A screen print of an eyepopping geometric theme by Cody Haight is part of an edition. The artist known as Pesto is represented by a cutout of his painted signature in graffiti style, and also by a copper-plate etching of City Hall with its first floor adorned with graffiti. A fitting souvenir item, available in multiple versions, is the backpack made by Tamara Bond. Using discarded Dacron sails, she has stitched a useful little knapsack, though just how useful is hard to determine without dismantling the display.
Everybody loves the felted woollen bears made by Hanahlie Beise. Her three-quarter life-size polar bear is the centrepiece of the gallery, and the form and material of her smaller bison is superb. It's her desktop bears, both black and white, which win my vote for what tourists want to take away. Also simple and effective are the driftwood whales which hang in the gallery window, creations of the talented Caleb Beyers. Though Beyers operates a busy design studio, Caste Designs, if times get tough he could clearly find gainful employment as a beachcomber.
The promotional material explains that "Souvenir addresses issues of reappropriation, craft in contemporary art, the commodification of Canadian culture and highlights current production of art and design objects."
Apropos of this reappropriation, I note the single sophisticated photograph by Troy Moth. He has photographed a native mask deep in the rainforest, looking up to a Plains Indian in beaded deerskin and war bonnet carrying a peace pipe. No explanation is offered for this medley of cultural imagery.
A Gulf Island woman working under the name of Mythos offers stick figures wrapped in white garments and embellished with copper, bone and feathers. Perhaps it was this work that the curators had in mind when they said that "as a point of historical reference our project pays homage to Emily Carr's handmade ceramic pottery, which utilized local materials and displayed motifs of indigenous peoples of the Pacific Northwest."

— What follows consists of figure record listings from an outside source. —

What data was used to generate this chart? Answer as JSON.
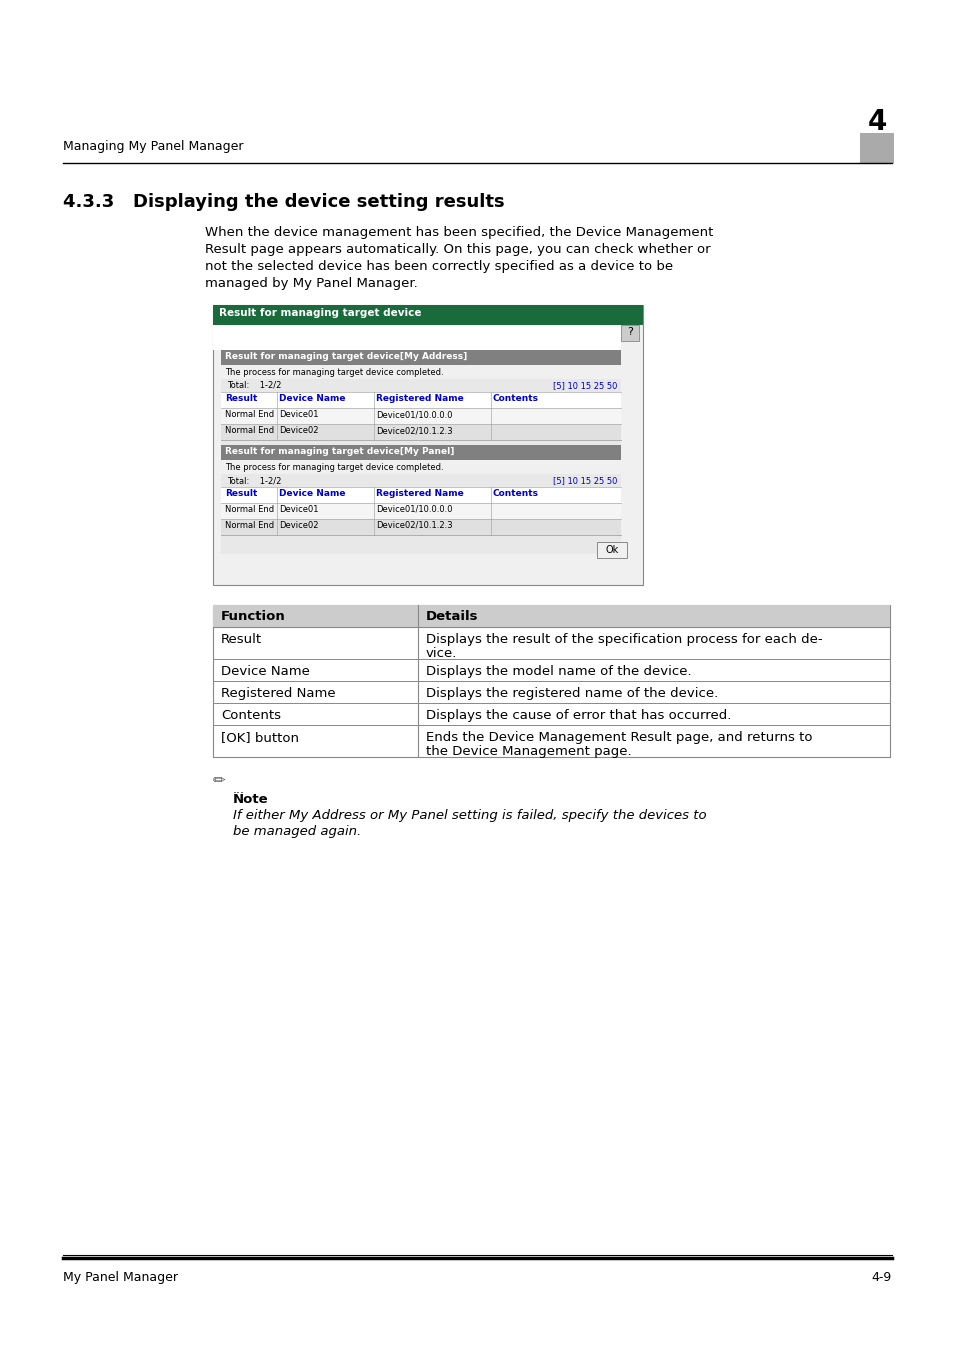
{
  "page_bg": "#ffffff",
  "header_text": "Managing My Panel Manager",
  "header_num": "4",
  "section_title": "4.3.3   Displaying the device setting results",
  "body_text": "When the device management has been specified, the Device Management\nResult page appears automatically. On this page, you can check whether or\nnot the selected device has been correctly specified as a device to be\nmanaged by My Panel Manager.",
  "screenshot_title": "Result for managing target device",
  "screenshot_header1": "Result for managing target device[My Address]",
  "screenshot_process1": "The process for managing target device completed.",
  "screenshot_total1": "Total:    1-2/2",
  "screenshot_pagination": "[5] 10 15 25 50",
  "screenshot_col_headers": [
    "Result",
    "Device Name",
    "Registered Name",
    "Contents"
  ],
  "screenshot_rows1": [
    [
      "Normal End",
      "Device01",
      "Device01/10.0.0.0",
      ""
    ],
    [
      "Normal End",
      "Device02",
      "Device02/10.1.2.3",
      ""
    ]
  ],
  "screenshot_header2": "Result for managing target device[My Panel]",
  "screenshot_process2": "The process for managing target device completed.",
  "screenshot_total2": "Total:    1-2/2",
  "screenshot_rows2": [
    [
      "Normal End",
      "Device01",
      "Device01/10.0.0.0",
      ""
    ],
    [
      "Normal End",
      "Device02",
      "Device02/10.1.2.3",
      ""
    ]
  ],
  "table_headers": [
    "Function",
    "Details"
  ],
  "table_rows": [
    [
      "Result",
      "Displays the result of the specification process for each de-\nvice."
    ],
    [
      "Device Name",
      "Displays the model name of the device."
    ],
    [
      "Registered Name",
      "Displays the registered name of the device."
    ],
    [
      "Contents",
      "Displays the cause of error that has occurred."
    ],
    [
      "[OK] button",
      "Ends the Device Management Result page, and returns to\nthe Device Management page."
    ]
  ],
  "note_dots": "...",
  "note_label": "Note",
  "note_text": "If either My Address or My Panel setting is failed, specify the devices to\nbe managed again.",
  "footer_left": "My Panel Manager",
  "footer_right": "4-9",
  "dark_green": "#1a6b3c",
  "gray_header_bg": "#808080",
  "light_content_bg": "#e8e8e8",
  "blue_link": "#0000cc",
  "table_header_bg": "#cccccc"
}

At this point the mandate fades and we are left with an attractive show of local art production. Ben Van Netten paints smoothly brushed, larger-than-life canvases of the young Queen Elizabeth II and the new leader of North Korea, whom he calls young Kim.
The paintings of Sylvia Palmer, a third-year student of painting at the University of Victoria, are also included.
The Souvenir Gallery positions itself between edgy contemporary creations indigenous to the Island and the desires of roving cruiseship passengers. In the end, it's hard to tell if the gallery is being sincere or ironic by titling itself Souvenir.
Souvenir Gallery, 120-560 Johnson St., 250-886-3180, www.souvenirgallery.ca, open every day from 10 a.m. to 5 p.m.